The Princess And The Pirate
by Lois Greiman, historical (2003)
Avon, $5.99, ISBN 0-06-050282-7

This book is, in one word, insipid. I am supposed to believe that Princess Tatiana Oblok Koblock Dummy Nitwitia Moronica de Dumdum of Sodummia, okay, Sedona, instead of sending a messenger to summon Pirate Lord Cairn MacTavish to her palace, goes incognito as a working class girl to his pirate hideout. Unarmed, alone except for an unpleasant male companion. Where upon landing from the boat, she gets robbed of her money (don't these idiot women always?) and when she gives chase, is mistaken as a thief herself and is thrown into the dungeon. Upon which I am screaming, "Kill her! Kill her! Off with her head!" and it's not even page 150 yet. Oh boy.

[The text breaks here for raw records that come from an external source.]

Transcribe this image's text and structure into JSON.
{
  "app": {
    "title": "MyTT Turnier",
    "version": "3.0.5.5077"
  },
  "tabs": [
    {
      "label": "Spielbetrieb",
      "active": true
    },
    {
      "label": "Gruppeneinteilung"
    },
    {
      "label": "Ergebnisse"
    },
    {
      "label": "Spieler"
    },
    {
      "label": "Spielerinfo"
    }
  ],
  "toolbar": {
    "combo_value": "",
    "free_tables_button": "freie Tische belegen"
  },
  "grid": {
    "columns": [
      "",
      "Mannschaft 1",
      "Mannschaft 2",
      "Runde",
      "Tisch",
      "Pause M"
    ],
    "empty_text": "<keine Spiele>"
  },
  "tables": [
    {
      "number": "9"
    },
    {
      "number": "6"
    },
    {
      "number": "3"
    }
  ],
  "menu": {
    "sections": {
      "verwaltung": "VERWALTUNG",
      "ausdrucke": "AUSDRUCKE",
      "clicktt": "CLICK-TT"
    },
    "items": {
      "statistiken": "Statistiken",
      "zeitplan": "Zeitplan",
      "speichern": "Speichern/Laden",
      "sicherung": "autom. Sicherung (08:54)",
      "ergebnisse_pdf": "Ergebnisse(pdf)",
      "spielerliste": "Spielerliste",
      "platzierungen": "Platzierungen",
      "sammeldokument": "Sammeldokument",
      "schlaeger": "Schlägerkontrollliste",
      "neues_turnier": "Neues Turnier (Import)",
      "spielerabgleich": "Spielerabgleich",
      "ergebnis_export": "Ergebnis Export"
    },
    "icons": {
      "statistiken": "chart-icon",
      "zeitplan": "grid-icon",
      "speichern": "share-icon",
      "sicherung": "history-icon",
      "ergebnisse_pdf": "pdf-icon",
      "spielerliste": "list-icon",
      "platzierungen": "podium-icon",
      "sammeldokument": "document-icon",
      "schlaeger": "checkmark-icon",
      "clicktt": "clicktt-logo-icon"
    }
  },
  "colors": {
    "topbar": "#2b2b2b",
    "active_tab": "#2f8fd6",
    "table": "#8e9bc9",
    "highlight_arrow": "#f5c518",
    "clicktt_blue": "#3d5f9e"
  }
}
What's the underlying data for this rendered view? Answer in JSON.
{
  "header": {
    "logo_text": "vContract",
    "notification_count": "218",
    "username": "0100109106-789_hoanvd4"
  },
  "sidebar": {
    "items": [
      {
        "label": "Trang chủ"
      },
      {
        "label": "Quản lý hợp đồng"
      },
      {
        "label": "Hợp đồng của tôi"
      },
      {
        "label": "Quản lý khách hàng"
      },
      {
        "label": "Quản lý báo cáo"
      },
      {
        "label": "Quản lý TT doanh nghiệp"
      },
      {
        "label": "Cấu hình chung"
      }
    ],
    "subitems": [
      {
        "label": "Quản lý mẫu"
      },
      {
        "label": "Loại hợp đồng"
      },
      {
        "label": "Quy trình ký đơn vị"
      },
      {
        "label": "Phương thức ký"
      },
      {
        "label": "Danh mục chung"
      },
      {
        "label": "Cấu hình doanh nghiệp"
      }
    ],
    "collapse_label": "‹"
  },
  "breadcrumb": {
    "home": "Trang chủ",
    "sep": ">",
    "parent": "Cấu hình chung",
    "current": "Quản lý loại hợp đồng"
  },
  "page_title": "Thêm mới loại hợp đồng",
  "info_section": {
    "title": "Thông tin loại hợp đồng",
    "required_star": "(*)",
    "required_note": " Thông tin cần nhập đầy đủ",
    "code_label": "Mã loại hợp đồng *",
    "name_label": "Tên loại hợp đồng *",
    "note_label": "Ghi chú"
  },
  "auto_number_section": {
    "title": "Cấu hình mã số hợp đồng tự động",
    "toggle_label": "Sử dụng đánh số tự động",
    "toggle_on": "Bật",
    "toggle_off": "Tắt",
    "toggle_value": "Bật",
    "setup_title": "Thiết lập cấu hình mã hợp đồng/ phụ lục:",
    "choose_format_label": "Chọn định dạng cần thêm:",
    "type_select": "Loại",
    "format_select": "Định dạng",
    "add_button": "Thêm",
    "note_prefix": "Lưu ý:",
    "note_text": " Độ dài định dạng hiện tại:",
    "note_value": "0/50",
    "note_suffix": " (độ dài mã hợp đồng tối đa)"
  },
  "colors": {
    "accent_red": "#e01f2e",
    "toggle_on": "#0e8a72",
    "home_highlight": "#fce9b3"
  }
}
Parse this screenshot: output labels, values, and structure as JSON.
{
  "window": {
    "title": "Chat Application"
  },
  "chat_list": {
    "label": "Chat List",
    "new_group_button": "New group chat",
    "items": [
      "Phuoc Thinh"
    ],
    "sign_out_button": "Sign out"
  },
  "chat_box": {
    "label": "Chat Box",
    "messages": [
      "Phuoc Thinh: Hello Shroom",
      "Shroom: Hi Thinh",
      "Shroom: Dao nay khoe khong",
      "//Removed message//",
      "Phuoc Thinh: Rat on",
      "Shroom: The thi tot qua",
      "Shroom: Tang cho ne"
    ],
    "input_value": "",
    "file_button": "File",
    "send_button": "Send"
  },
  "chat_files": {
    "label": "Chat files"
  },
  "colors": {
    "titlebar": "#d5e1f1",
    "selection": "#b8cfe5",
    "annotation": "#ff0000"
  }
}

He finds this thief "Meg" so hot and so he keeps her in his room and tries to seduce her. She resists, but oh, he is so virile and our haughty princess has never been manhandled this delightfully before! How can she resist? And of course, she can't tell him who she is. Why? I don't know. Then again, the moment Tankbrainnia here appears in the story, acting as if she, as a baby, has been dropped down ten flights of staircases, I'll be more shocked if she acts with a semblence of brainpower for once. As for Egghead MacTavish, if this is the man I am supposed to hire to protect my kingdom, I'd may as well open the kingdom gates wide and invite the plunder and rape spree, because Egghead is that competent, being led around by his egghead junior as it is. Tankbrainnia, of course, just has to marry Egghead to save her kingdom, and that's why we don't have a kingdom called Sodummia today. Even the mentally handicapped Prussian emperors will have no problem carving up the kingdom when it's run by the morons incorporated of Tankbrainnia and Egghead.

It's probably too much to ask for a Princess to act like a royalty instead of a scatterbrained haughty teenager or a ruthless Pirate Lord to act, well, like a ruthless pirate lord. This incompetent story of marathonic contrivances, bad miscommunication, and cluelessness has everything going for it except for readability and logic.